Als kleines Mädchen habe ich meine Mutter abgöttisch bewundert für ihre Schönheit und Eleganz. Natürlich, für alle kleinen Mädchen ist Mama die Schönste, aber was meine Mama anging, haben die anderen Kinder meine Bewunderung geteilt. Während andere Mütter ihre Kinder schon mal in Schlabberpullover und ausgelatschten Turnschuhen zum Kindergarten gebracht und von dort abgeholt haben, war meine Mama so elegant wie ein Filmstar mit Pumps und langem Burberry-Mantel. Ihre Haare waren jeden Monat in einer anderen Farbe getönt: mal rotbraun, mal fast schwarz, mal in einem weichen Schokobraun. Andere Kinder hauchten bei ihrem Anblick andächtig: “Deine Mama ist aber schön!“ Und ich war unfassbar stolz auf meine chice und schöne Mama!
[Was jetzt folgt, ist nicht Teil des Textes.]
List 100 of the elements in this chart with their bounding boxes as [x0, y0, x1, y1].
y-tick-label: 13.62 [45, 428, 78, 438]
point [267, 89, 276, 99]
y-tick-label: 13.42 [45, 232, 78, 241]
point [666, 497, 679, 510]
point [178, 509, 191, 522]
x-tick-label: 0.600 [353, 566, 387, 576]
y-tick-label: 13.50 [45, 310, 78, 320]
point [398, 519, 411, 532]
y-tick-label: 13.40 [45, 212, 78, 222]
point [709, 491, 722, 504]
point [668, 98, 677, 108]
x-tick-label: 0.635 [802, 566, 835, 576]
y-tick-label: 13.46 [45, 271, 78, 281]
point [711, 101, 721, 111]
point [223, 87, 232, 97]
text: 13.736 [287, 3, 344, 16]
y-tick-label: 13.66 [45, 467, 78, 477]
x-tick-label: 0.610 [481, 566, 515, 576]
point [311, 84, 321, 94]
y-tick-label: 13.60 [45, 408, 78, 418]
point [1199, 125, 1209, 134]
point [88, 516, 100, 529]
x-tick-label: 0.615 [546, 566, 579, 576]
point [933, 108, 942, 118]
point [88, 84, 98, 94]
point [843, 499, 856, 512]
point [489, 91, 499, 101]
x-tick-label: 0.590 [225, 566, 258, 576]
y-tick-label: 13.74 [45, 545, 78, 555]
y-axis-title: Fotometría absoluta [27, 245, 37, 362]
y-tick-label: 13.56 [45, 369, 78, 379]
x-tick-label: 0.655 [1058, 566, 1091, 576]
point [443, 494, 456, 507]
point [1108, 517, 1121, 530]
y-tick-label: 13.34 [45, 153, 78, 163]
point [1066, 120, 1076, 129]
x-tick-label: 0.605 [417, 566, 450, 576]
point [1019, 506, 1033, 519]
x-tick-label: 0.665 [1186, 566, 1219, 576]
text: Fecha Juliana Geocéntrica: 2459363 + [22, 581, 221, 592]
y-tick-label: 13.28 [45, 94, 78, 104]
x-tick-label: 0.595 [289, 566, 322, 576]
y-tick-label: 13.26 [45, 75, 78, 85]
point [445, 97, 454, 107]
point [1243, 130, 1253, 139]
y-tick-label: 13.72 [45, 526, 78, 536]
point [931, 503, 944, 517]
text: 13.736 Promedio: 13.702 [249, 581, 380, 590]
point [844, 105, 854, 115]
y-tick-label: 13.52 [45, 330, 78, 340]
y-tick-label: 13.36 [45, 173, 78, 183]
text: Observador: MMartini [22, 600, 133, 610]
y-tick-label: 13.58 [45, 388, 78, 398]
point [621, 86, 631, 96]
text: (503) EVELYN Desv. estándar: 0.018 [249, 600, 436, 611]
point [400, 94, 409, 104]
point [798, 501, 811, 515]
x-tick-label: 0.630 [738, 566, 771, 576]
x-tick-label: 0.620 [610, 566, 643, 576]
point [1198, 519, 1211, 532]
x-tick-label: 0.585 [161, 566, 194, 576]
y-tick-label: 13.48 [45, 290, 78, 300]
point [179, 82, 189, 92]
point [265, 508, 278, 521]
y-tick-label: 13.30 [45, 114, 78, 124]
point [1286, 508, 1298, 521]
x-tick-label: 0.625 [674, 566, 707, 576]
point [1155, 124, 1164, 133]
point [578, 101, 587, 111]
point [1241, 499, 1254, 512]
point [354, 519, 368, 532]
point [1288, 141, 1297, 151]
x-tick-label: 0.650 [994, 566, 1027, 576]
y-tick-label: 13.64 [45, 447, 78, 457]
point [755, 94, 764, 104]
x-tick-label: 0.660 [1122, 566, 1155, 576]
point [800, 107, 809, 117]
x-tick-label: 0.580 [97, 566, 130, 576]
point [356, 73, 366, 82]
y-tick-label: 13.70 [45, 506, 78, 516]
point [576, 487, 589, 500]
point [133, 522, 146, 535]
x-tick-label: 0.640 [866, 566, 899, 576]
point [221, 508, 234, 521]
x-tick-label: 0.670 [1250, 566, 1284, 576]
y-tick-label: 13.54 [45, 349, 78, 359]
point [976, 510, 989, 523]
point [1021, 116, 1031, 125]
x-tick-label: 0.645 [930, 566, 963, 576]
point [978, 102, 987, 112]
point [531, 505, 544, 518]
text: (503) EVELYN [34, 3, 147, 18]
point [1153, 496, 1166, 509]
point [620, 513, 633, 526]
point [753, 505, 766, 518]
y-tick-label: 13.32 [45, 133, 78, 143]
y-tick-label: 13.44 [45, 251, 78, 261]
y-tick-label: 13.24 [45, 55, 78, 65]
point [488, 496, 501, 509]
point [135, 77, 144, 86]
Der Duft, der sie bei all diesen glamourösen Auftritten umhüllte, stammte nicht selten von Jil Sander. Neben diversen Guccis, Laura Biagottis und Tresor standen die Jil Sander-Flakons schon solange ich mich erinnern kann, immer auf dem Schminktisch meiner Mutter. Urheber war meistens mein Vater, der sie ihr zu so ziemlich jedem Geburtstag, Weihnachtsfest und Hochzeitstag geschenkt hat. Nicht aus Verlegenheit, sondern weil er sie wirklich gerne an ihr gerochen hat und riecht. Mein Vater ist niemand, der sich besonders für Parfum interessiert, aber bevor er Kenzo für meine Mutter entdeckte, waren seine ersten Worte beim Betreten einer jeden Parfümerie immer ein zielstrebiges: “Ich suche was von Jil Sander für meine Frau!“
Ob meine Mutter nun immer Jil Sander getragen hat, weil sie selbst es so toll fand oder weil mein Vater es schon immer an ihr liebte, weiß ich nicht, aber sie ist nicht der Typ Frau, der ein Parfum tragen würde, nur um ihrem Mann zu gefallen. Jedenfalls sind Jil Sander-Parfums deshalb für mich seit jeher mit meiner Mutter verbunden.
Sie ist immer elegant, ohne bemüht zu wirken, ihr Stil ist immer makellos, ohne langweilig oder uninspiriert zu sein, sie schafft es, zu jedem Anlass genau richtig gekleidet zu sein und sie findet in jeder Situation die richtigen Worte. Genau diese schlichte, schnörkellose und sportliche Eleganz verkörpern Jil Sander-Düfte für mich.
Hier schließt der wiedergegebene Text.